President Mary McAleese has warned against the ghettoisation of immigrants and said newcomers must be given every chance to join society's mainstream.
In a wide-ranging address to a seminar hosted yesterday by the Immigrant Council, Mrs McAleese suggested that Ireland had "no excuse for getting it wrong and every chance to get it right" on immigration and diversity. As with Irish emigrants, it was natural for immigrants here to long for the familiar and find comfort among their compatriots. However, just as Irish emigrants wanted to join the mainstream in their adoptive countries, the same would be true of new arrivals in Ireland.
"We have to have the willingness to strike out into the mainstream but the mainstream has to be very, very careful that in the message it is sending out, in the way that it conducts itself, it's not creating hermetic seals that are hard to permeate," the President said.
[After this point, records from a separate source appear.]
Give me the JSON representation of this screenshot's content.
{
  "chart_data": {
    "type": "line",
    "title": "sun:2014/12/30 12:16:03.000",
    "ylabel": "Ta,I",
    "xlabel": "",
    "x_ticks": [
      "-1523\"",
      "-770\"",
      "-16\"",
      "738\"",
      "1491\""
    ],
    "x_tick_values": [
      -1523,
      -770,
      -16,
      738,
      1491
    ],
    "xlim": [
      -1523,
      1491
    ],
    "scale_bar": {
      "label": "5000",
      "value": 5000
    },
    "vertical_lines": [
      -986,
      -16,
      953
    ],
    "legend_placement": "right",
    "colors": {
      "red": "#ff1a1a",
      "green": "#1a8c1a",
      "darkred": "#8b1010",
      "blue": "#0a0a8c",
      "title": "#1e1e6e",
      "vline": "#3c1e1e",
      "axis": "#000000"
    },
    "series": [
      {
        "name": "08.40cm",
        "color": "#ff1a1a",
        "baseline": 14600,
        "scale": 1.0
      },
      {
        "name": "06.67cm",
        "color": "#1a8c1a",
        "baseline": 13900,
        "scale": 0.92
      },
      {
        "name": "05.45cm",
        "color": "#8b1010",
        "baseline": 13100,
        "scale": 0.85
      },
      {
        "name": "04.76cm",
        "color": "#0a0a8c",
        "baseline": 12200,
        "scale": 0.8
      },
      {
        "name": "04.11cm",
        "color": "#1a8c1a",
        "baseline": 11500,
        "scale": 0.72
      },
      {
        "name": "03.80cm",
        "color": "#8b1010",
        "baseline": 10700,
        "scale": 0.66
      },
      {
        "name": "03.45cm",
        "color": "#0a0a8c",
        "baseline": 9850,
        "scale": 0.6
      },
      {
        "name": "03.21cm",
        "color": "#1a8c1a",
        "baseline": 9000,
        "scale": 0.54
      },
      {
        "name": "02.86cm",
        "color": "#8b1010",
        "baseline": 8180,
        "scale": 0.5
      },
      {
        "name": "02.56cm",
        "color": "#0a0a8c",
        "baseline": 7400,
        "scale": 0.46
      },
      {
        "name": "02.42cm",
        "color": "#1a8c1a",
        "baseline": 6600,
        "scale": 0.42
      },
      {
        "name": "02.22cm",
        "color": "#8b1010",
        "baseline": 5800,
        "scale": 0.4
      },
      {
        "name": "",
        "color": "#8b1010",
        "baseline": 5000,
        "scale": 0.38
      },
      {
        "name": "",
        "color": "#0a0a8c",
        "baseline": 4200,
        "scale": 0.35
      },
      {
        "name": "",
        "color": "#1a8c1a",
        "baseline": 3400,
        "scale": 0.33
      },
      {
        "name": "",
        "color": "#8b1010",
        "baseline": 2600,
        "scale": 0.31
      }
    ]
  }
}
"The incubation of ghettoisation, just as it didn't help any other immigrant group anywhere in the world, is not going to help us either. It has no place in our country. It can end up being a short-cut to racism, and that too has no place in our society."
On the education system, Mrs McAleese argued that in the reception given to the 6 per cent of the school population who were not born here, "we are sketching the future shape and character of our society".
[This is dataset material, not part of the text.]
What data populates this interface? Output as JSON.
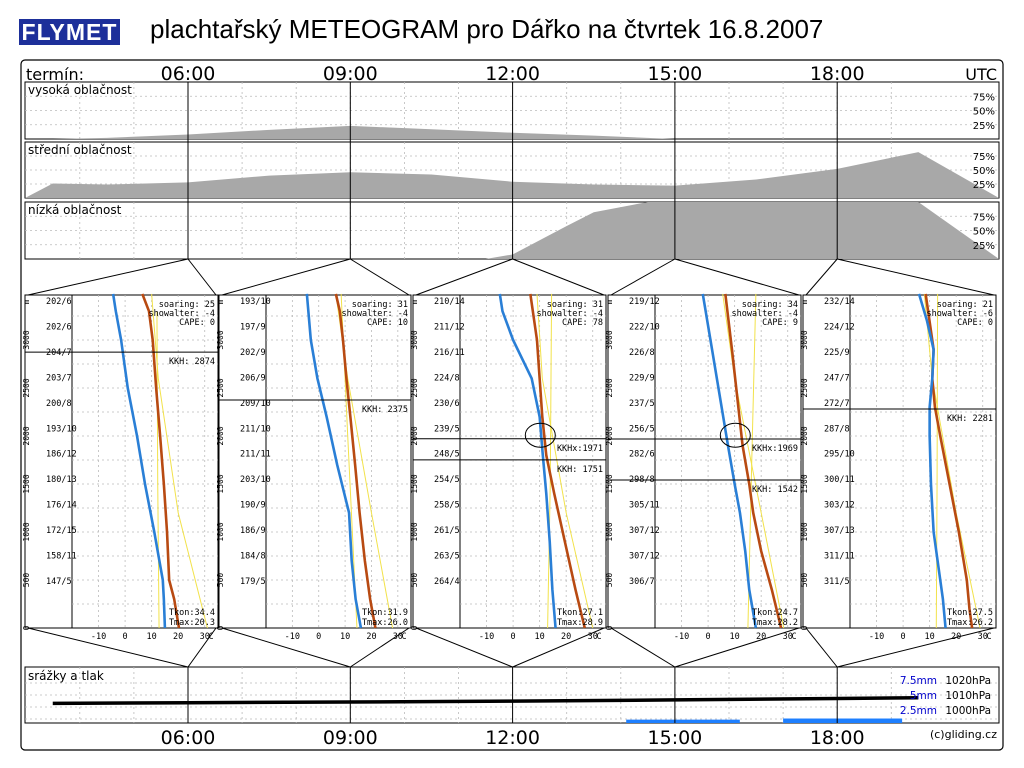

While intense and urgent work was being done in areas including teacher training, the provision of support teachers and intercultural training, she identified language training as "the single most important, cross-cutting, life-transforming" area.
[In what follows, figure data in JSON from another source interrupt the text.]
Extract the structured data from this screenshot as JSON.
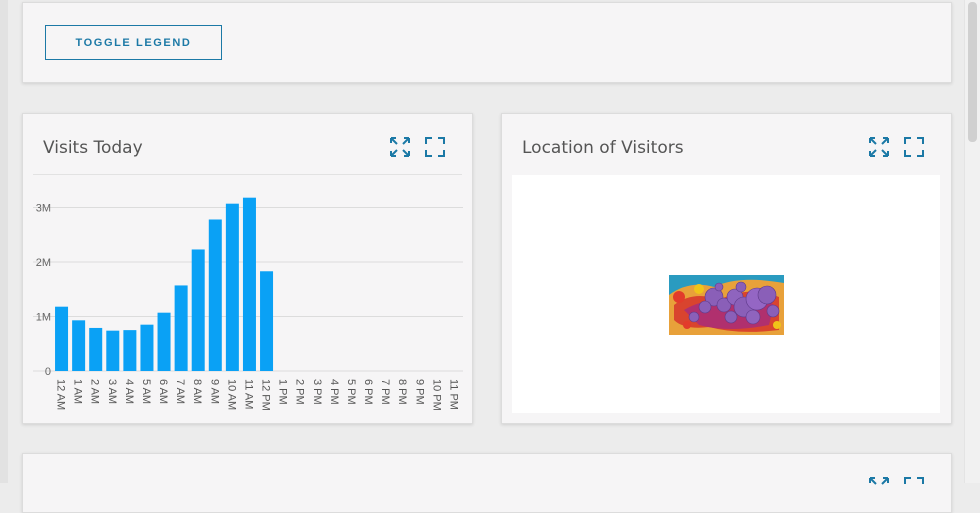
{
  "toolbar": {
    "toggle_legend_label": "TOGGLE LEGEND"
  },
  "visits_card": {
    "title": "Visits Today",
    "expand_icon": "expand-arrows-icon",
    "fullscreen_icon": "fullscreen-icon"
  },
  "location_card": {
    "title": "Location of Visitors",
    "expand_icon": "expand-arrows-icon",
    "fullscreen_icon": "fullscreen-icon"
  },
  "colors": {
    "accent": "#1c79a6",
    "bar": "#0aa1f5",
    "card_bg": "#f6f5f6",
    "page_bg": "#ececec"
  },
  "chart_data": {
    "type": "bar",
    "categories": [
      "12 AM",
      "1 AM",
      "2 AM",
      "3 AM",
      "4 AM",
      "5 AM",
      "6 AM",
      "7 AM",
      "8 AM",
      "9 AM",
      "10 AM",
      "11 AM",
      "12 PM",
      "1 PM",
      "2 PM",
      "3 PM",
      "4 PM",
      "5 PM",
      "6 PM",
      "7 PM",
      "8 PM",
      "9 PM",
      "10 PM",
      "11 PM"
    ],
    "values": [
      1.18,
      0.93,
      0.79,
      0.74,
      0.75,
      0.85,
      1.07,
      1.57,
      2.23,
      2.78,
      3.07,
      3.18,
      1.83,
      null,
      null,
      null,
      null,
      null,
      null,
      null,
      null,
      null,
      null,
      null
    ],
    "yticks": [
      "0",
      "1M",
      "2M",
      "3M"
    ],
    "ylim": [
      0,
      3.4
    ],
    "grid": true,
    "title": "",
    "xlabel": "",
    "ylabel": ""
  }
}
"Twenty-eight thousand children in our schools today do not speak English as a first language. Everything we do, or everything we fail to do, we will pay the price for, or we will reap the rewards of, in a very short period of time," she continued. Mrs McAleese said those who had legitimate concerns about the impact of migration had to be heard.
"It is important that we create a space for those voices so that worries not in the least racist in themselves do not fester into racism, but rather are talked out and dealt with in an 'all of us together' way rather than an 'us and them' way. Those who come here are now 'us'. There is no 'them'. There is just us, all of us."
Remarking on the economic and social benefits of inward migration, Mrs McAleese said: "This influx of talent, cultures and peoples presents us with a new set of realities, a new set of opportunities to build on, and challenges to deal with, to ensure that tomorrow's Ireland is a place that is flourishing humanly as well as being prosperous."
The founder of the Immigrant Council, Sr Stanislaus Kennedy, said Ireland was now recognising the importance of integration, but that much more needed to be done. "We hear talk about the successes and failures of our integration policies but the reality is, we don't yet have one," she said. "Effective integration won't just happen. It requires leadership and appropriate resources."
Dr Demetrios Papademetriou, president of the Migration Policy Institute in Washington, told the meeting that the world was entering an "age of mobility", where people did not move across borders permanently, but rather for short periods of time.
This would present states with a "major challenge" as the policy tools currently in use were more suited to older understandings of migration.
The meeting also heard from the Mayor of Portlaoise, Rotimi Adebari. The Richness of Change, a series of short films documenting the experiences of migrants in Ireland, and produced by the Forum on Migration and Communications at DIT, was launched at the event.